ホルスタインの耐久性に関係する『後肢後望』

『後肢後望』というと、ウシを後ろから見て、後肢の飛節の寄りを判断すると思います。この見方は、間違いではありませんが、簡易的な見方です(下図の左図)。
『後肢後望』の正式な見方は、寛から下した垂線に対して、飛節の寄りと蹄の位置を評価します(下図の右図)。

飛節は若干内寄りなのが一般的ですが、真っすぐなほうがベストです。

標準化伝達能力では『後肢後望』は、真っすぐなほうがプラス、内寄りがマイナスと評価されます。

後肢が真っすぐですと、両後肢は平行となり肢間は上から下まで同じ幅となるため、飛節をいためません(下図)。

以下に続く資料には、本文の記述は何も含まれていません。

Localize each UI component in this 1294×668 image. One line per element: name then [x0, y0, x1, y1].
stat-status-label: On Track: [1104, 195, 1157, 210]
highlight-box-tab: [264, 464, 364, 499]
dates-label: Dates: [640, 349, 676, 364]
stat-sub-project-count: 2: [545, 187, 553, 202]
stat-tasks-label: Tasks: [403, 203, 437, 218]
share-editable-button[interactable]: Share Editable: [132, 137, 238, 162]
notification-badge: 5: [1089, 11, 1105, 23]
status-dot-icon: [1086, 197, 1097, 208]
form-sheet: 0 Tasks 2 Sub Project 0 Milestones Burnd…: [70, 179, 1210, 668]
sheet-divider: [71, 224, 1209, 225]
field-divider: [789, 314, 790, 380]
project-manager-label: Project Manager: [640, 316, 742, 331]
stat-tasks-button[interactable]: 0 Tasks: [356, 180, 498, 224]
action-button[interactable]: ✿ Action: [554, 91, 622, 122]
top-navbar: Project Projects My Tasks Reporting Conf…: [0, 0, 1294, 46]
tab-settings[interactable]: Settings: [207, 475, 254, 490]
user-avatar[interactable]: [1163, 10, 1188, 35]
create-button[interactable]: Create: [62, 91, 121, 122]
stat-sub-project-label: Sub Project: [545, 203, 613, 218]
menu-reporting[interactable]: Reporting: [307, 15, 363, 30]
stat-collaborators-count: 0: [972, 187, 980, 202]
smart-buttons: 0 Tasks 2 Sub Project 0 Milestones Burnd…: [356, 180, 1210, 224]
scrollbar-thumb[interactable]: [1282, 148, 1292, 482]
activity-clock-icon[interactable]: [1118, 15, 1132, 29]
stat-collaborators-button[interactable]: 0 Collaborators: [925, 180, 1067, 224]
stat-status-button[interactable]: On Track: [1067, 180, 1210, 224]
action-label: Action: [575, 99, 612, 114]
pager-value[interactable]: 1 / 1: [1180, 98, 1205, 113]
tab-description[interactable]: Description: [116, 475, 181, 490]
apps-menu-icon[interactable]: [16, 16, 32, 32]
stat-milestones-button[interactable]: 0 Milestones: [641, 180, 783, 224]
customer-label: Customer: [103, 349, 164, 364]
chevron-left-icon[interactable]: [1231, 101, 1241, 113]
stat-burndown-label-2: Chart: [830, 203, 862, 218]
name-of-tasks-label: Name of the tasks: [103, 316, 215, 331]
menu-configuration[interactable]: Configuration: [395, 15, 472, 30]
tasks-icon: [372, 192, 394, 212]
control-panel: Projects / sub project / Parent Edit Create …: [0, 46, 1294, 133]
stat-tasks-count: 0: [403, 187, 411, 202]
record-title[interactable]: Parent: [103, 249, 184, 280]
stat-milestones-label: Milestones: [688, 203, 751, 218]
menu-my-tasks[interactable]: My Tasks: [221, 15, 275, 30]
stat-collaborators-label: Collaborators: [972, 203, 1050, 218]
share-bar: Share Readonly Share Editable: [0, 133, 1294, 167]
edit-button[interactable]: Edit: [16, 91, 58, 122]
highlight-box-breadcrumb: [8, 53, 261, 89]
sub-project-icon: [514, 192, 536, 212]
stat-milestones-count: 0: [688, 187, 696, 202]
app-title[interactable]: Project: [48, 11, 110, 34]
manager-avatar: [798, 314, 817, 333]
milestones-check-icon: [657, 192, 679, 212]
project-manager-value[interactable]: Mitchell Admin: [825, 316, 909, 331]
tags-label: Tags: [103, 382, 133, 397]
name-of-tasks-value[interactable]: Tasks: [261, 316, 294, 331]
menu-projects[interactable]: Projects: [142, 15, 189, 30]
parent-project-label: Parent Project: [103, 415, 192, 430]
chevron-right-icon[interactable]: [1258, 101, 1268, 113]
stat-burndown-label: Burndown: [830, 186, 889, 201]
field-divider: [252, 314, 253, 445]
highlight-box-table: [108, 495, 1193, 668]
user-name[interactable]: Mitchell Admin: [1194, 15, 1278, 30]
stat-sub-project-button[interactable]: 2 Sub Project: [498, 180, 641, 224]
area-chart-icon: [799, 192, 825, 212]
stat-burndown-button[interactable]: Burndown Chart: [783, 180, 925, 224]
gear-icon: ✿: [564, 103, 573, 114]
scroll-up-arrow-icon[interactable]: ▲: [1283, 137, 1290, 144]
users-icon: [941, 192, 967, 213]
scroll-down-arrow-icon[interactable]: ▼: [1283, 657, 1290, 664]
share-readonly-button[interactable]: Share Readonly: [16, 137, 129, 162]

飛節が内寄りですと(X脚)ですと、飛節にダメージを与えるため、やがて歩行困難となり、廃用の一因となります。
また、飛節の内寄りは(X脚)、乳房に圧迫を加えることともなり、好ましくありません。

飛節が内寄りですと、蹄の先は開いてきます。

ここで実証実験をしてみましょう。
両手を真っすぐに前に伸ばし、手のひらを下に向け水平にしてください。
次に、肩幅を変えずに両肘[ひじ]を内側に寄せてください(下図の左図)。
手のひらが開いてきませんか(下図の右図)。

腕が後肢で手のひらが蹄とすると、肘(飛節)が内寄りになると、手のひら(蹄)が開いてくることが理解できたと思います。

前肢についても同じで、前肢の関節が内寄りになると、前肢の蹄は開いてきます。

『前肢前望』の体型形質はありませんが、同じ評価と理解してください。